This matters because developer support is not reducible to “the code compiles.” Sometimes the correct answer is configuration guidance. Sometimes it is an explanation of why the requested change is unnecessary. Sometimes it is a dependency version correction. Sometimes the model must tell the user that the premise is wrong, preferably without sounding like an overconfident intern who just discovered Docker.

CAB’s judge evaluates along three axes:

Axis What CAB asks Business translation
Technical correctness Is the response technically accurate? Does this reduce engineering risk or create a new one?
Satisfaction completeness Are the extracted user conditions met? Did the assistant actually solve the support case, not just say plausible things?
Verbosity Is the answer terse, appropriate, or verbose? Does the assistant save time, or merely relocate the time cost into reading?

The Docker rule is especially useful. For Docker-related issues, a technically plausible explanation is not enough if the build or test validation fails. This is a small but important shift from language evaluation to operational evaluation.
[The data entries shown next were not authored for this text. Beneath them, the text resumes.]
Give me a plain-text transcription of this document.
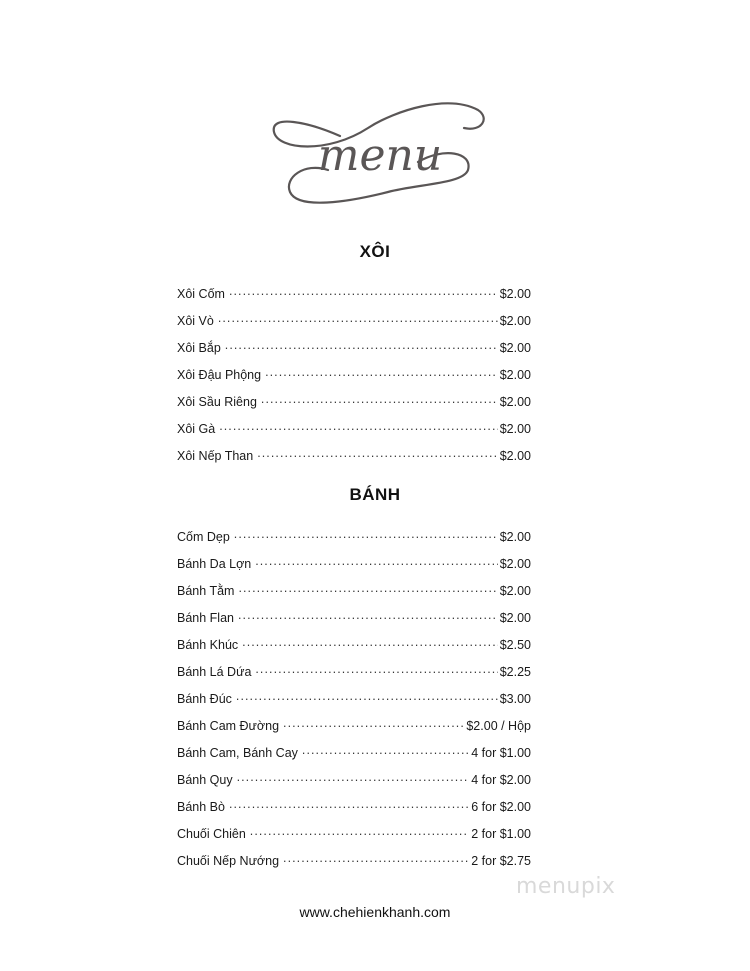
menu
XÔI
Xôi Cốm . . .	$2.00
Xôi Vò . . .	$2.00
Xôi Bắp . . .	$2.00
Xôi Đậu Phộng . . .	$2.00
Xôi Sầu Riêng . . .	$2.00
Xôi Gà . . .	$2.00
Xôi Nếp Than . . .	$2.00
BÁNH
Cốm Dẹp . . .	$2.00
Bánh Da Lợn . . .	$2.00
Bánh Tằm . . .	$2.00
Bánh Flan . . .	$2.00
Bánh Khúc . . .	$2.50
Bánh Lá Dứa . . .	$2.25
Bánh Đúc . . .	$3.00
Bánh Cam Đường . . .	$2.00 / Hộp
Bánh Cam, Bánh Cay . . .	4 for $1.00
Bánh Quy . . .	4 for $2.00
Bánh Bò . . .	6 for $2.00
Chuối Chiên . . .	2 for $1.00
Chuối Nếp Nướng . . .	2 for $2.75
menupix
www.chehienkhanh.com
In software, correctness eventually has to touch the machine. The machine is rude, but at least it is consistent.

The recent-repository gap is probably not just “new code is weird”
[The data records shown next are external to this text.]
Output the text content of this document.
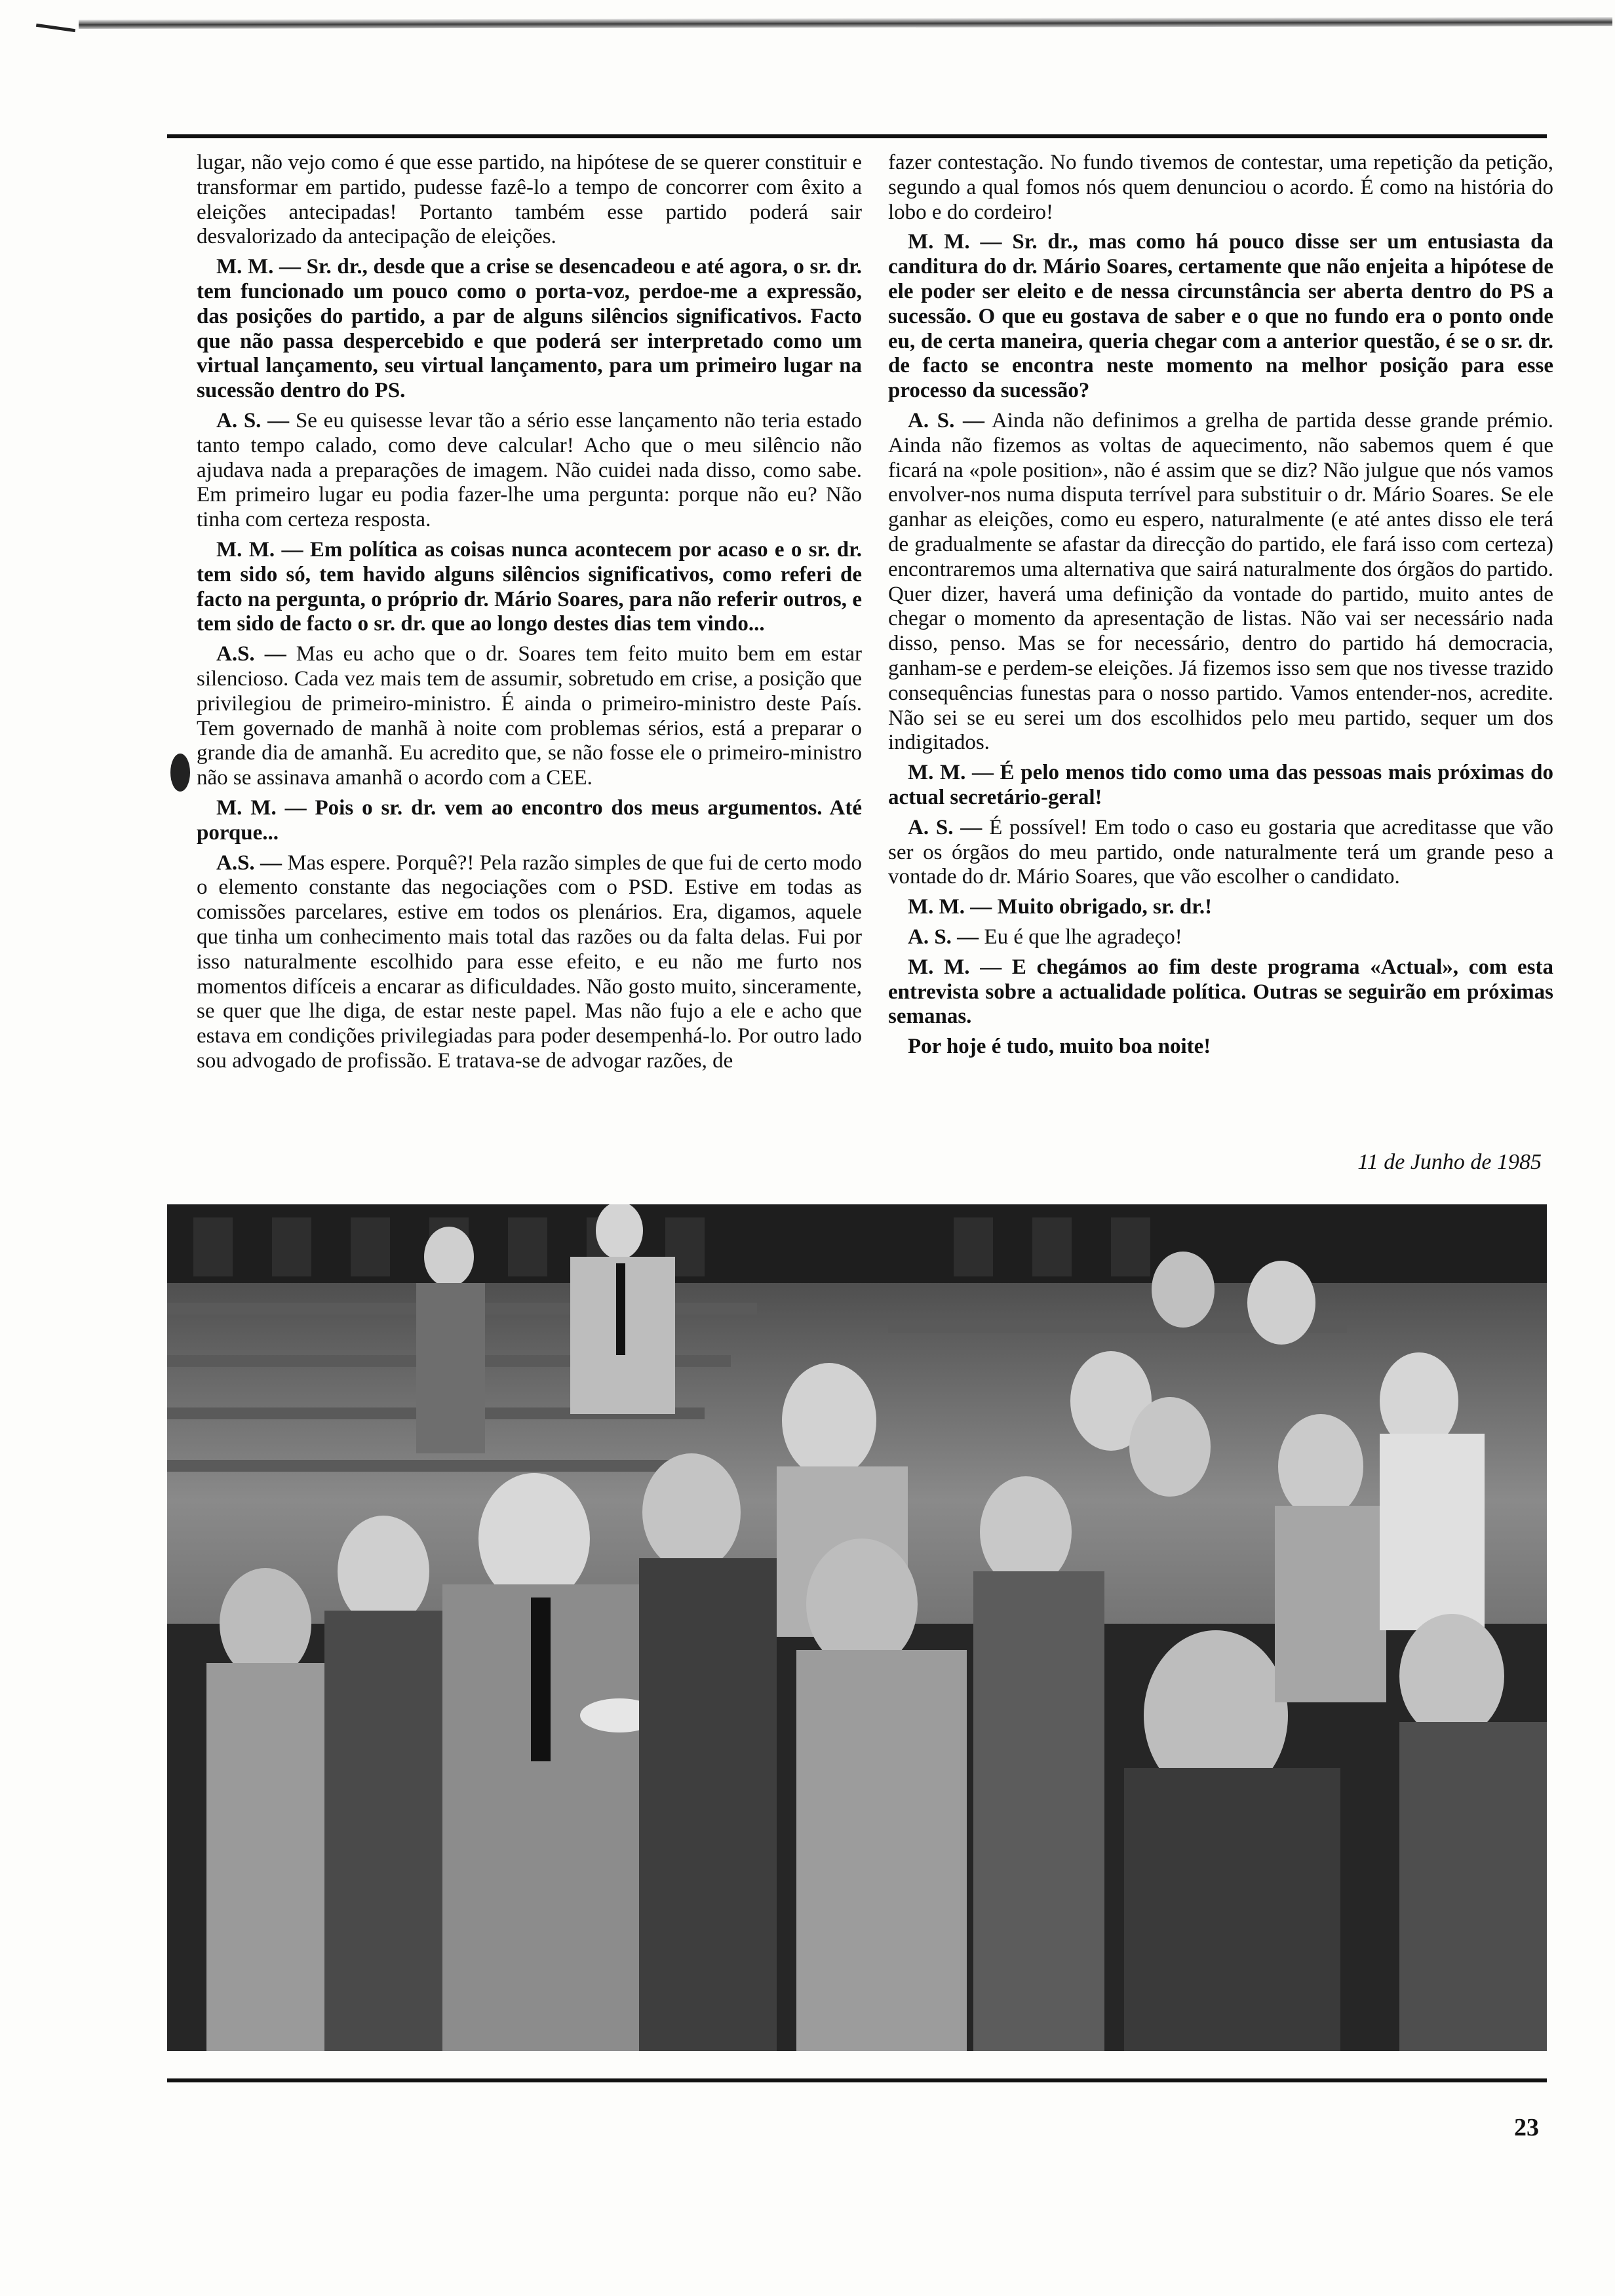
lugar, não vejo como é que esse partido, na hipótese de se querer constituir e transformar em partido, pudesse fazê-lo a tempo de concorrer com êxito a eleições antecipadas! Portanto também esse partido poderá sair desvalorizado da antecipação de eleições.

M. M. — Sr. dr., desde que a crise se desencadeou e até agora, o sr. dr. tem funcionado um pouco como o porta-voz, perdoe-me a expressão, das posições do partido, a par de alguns silêncios significativos. Facto que não passa despercebido e que poderá ser interpretado como um virtual lançamento, seu virtual lançamento, para um primeiro lugar na sucessão dentro do PS.

A. S. — Se eu quisesse levar tão a sério esse lançamento não teria estado tanto tempo calado, como deve calcular! Acho que o meu silêncio não ajudava nada a preparações de imagem. Não cuidei nada disso, como sabe. Em primeiro lugar eu podia fazer-lhe uma pergunta: porque não eu? Não tinha com certeza resposta.

M. M. — Em política as coisas nunca acontecem por acaso e o sr. dr. tem sido só, tem havido alguns silêncios significativos, como referi de facto na pergunta, o próprio dr. Mário Soares, para não referir outros, e tem sido de facto o sr. dr. que ao longo destes dias tem vindo...

A.S. — Mas eu acho que o dr. Soares tem feito muito bem em estar silencioso. Cada vez mais tem de assumir, sobretudo em crise, a posição que privilegiou de primeiro-ministro. É ainda o primeiro-ministro deste País. Tem governado de manhã à noite com problemas sérios, está a preparar o grande dia de amanhã. Eu acredito que, se não fosse ele o primeiro-ministro não se assinava amanhã o acordo com a CEE.

M. M. — Pois o sr. dr. vem ao encontro dos meus argumentos. Até porque...

A.S. — Mas espere. Porquê?! Pela razão simples de que fui de certo modo o elemento constante das negociações com o PSD. Estive em todas as comissões parcelares, estive em todos os plenários. Era, digamos, aquele que tinha um conhecimento mais total das razões ou da falta delas. Fui por isso naturalmente escolhido para esse efeito, e eu não me furto nos momentos difíceis a encarar as dificuldades. Não gosto muito, sinceramente, se quer que lhe diga, de estar neste papel. Mas não fujo a ele e acho que estava em condições privilegiadas para poder desempenhá-lo. Por outro lado sou advogado de profissão. E tratava-se de advogar razões, de

fazer contestação. No fundo tivemos de contestar, uma repetição da petição, segundo a qual fomos nós quem denunciou o acordo. É como na história do lobo e do cordeiro!

M. M. — Sr. dr., mas como há pouco disse ser um entusiasta da canditura do dr. Mário Soares, certamente que não enjeita a hipótese de ele poder ser eleito e de nessa circunstância ser aberta dentro do PS a sucessão. O que eu gostava de saber e o que no fundo era o ponto onde eu, de certa maneira, queria chegar com a anterior questão, é se o sr. dr. de facto se encontra neste momento na melhor posição para esse processo da sucessão?

A. S. — Ainda não definimos a grelha de partida desse grande prémio. Ainda não fizemos as voltas de aquecimento, não sabemos quem é que ficará na «pole position», não é assim que se diz? Não julgue que nós vamos envolver-nos numa disputa terrível para substituir o dr. Mário Soares. Se ele ganhar as eleições, como eu espero, naturalmente (e até antes disso ele terá de gradualmente se afastar da direcção do partido, ele fará isso com certeza) encontraremos uma alternativa que sairá naturalmente dos órgãos do partido. Quer dizer, haverá uma definição da vontade do partido, muito antes de chegar o momento da apresentação de listas. Não vai ser necessário nada disso, penso. Mas se for necessário, dentro do partido há democracia, ganham-se e perdem-se eleições. Já fizemos isso sem que nos tivesse trazido consequências funestas para o nosso partido. Vamos entender-nos, acredite. Não sei se eu serei um dos escolhidos pelo meu partido, sequer um dos indigitados.

M. M. — É pelo menos tido como uma das pessoas mais próximas do actual secretário-geral!

A. S. — É possível! Em todo o caso eu gostaria que acreditasse que vão ser os órgãos do meu partido, onde naturalmente terá um grande peso a vontade do dr. Mário Soares, que vão escolher o candidato.

M. M. — Muito obrigado, sr. dr.!

A. S. — Eu é que lhe agradeço!

M. M. — E chegámos ao fim deste programa «Actual», com esta entrevista sobre a actualidade política. Outras se seguirão em próximas semanas.

Por hoje é tudo, muito boa noite!

11 de Junho de 1985
23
A lazy interpretation would be that recent repositories are simply worse, stranger, or more chaotic. CAB’s appendix pushes against that.
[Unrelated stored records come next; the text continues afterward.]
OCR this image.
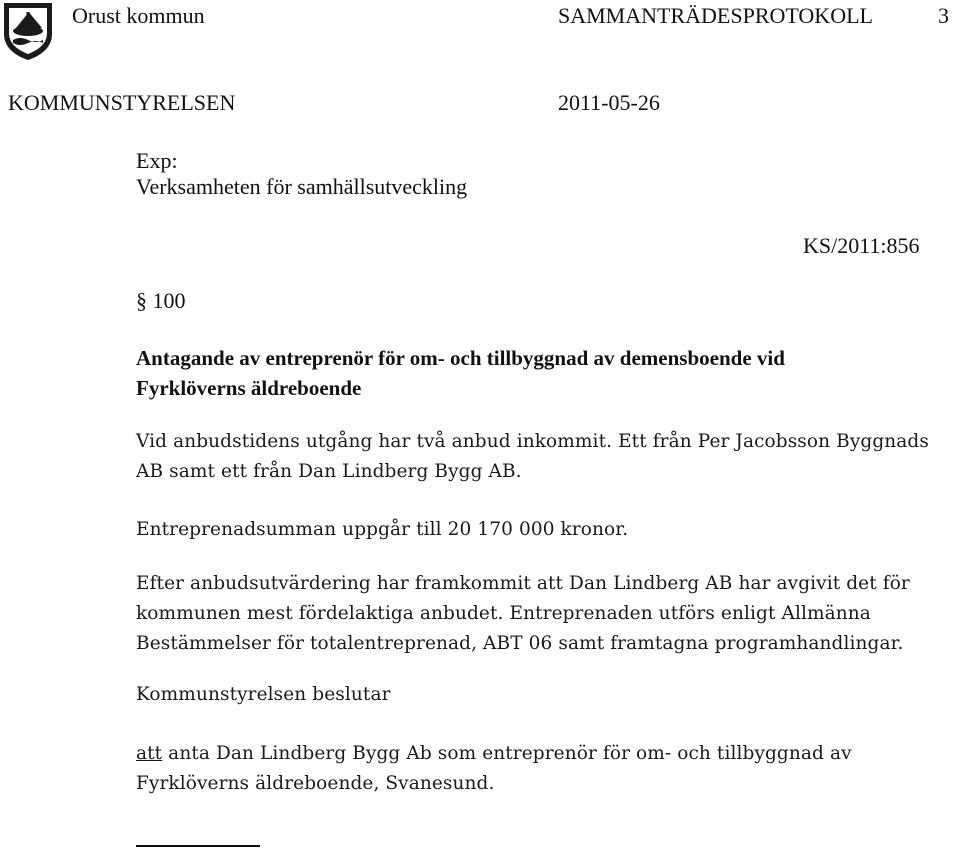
Orust kommun	SAMMANTRÄDESPROTOKOLL	3
KOMMUNSTYRELSEN	2011-05-26
Exp:
Verksamheten för samhällsutveckling
KS/2011:856
§ 100
Antagande av entreprenör för om- och tillbyggnad av demensboende vid
Fyrklöverns äldreboende
Vid anbudstidens utgång har två anbud inkommit. Ett från Per Jacobsson Byggnads
AB samt ett från Dan Lindberg Bygg AB.
Entreprenadsumman uppgår till 20 170 000 kronor.
Efter anbudsutvärdering har framkommit att Dan Lindberg AB har avgivit det för
kommunen mest fördelaktiga anbudet. Entreprenaden utförs enligt Allmänna
Bestämmelser för totalentreprenad, ABT 06 samt framtagna programhandlingar.
Kommunstyrelsen beslutar
att anta Dan Lindberg Bygg Ab som entreprenör för om- och tillbyggnad av
Fyrklöverns äldreboende, Svanesund.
The authors run a synthetic dataset ablation using 50 problems from recent repositories. They generate synthetic reproductions that preserve the bugs and satisfaction conditions but use language and library versions within the model’s training knowledge. These synthetic repositories are not tiny single-file puzzles; they contain 20-28 files and over 1,500 lines of code. They are, however, more documented, more focused, and more familiar to the model.

The result is dramatic: Claude 3.7 Sonnet reaches 74.0% correctness on the synthetic repositories, compared with 11.34% on recent real repositories and 25.71% on all-time repositories.

This ablation has a clear purpose: it tests whether poor performance on recent repositories is mainly caused by the inherent weirdness of AI-generated or synthetic code, or by knowledge and ecosystem mismatch. The authors argue that training-data recency is a major driver. Recent repositories often use new library APIs, language features, and framework practices that post-date model training cutoffs. When the same general issue is moved into a more familiar ecosystem, model performance improves sharply.

But the ablation does not prove that recency is the only issue. The synthetic repositories are smaller, better documented, and more regular than many real-world repositories. That matters. Models are quite fond of codebases written in the style models like to write. A benchmark that lets the model meet its own reflection is useful, but we should not mistake it for production.

The practical interpretation is therefore two-part:

Finding What it supports What it does not prove
Recent real repos are much harder than all-time repos Model knowledge and ecosystem drift are serious blockers All poor performance is caused by recency alone
Synthetic familiar repos are much easier Models can reason better when libraries, versions, and documentation are familiar Synthetic success transfers cleanly to enterprise codebases
All-time repos still have low correctness Repository-grounded support is hard even without the worst recency penalty Existing coding agents are useless

This is the better business lesson. Updating model knowledge helps, but it does not remove the need for repository indexing, dependency inspection, environment execution, retrieval, test generation, and human escalation.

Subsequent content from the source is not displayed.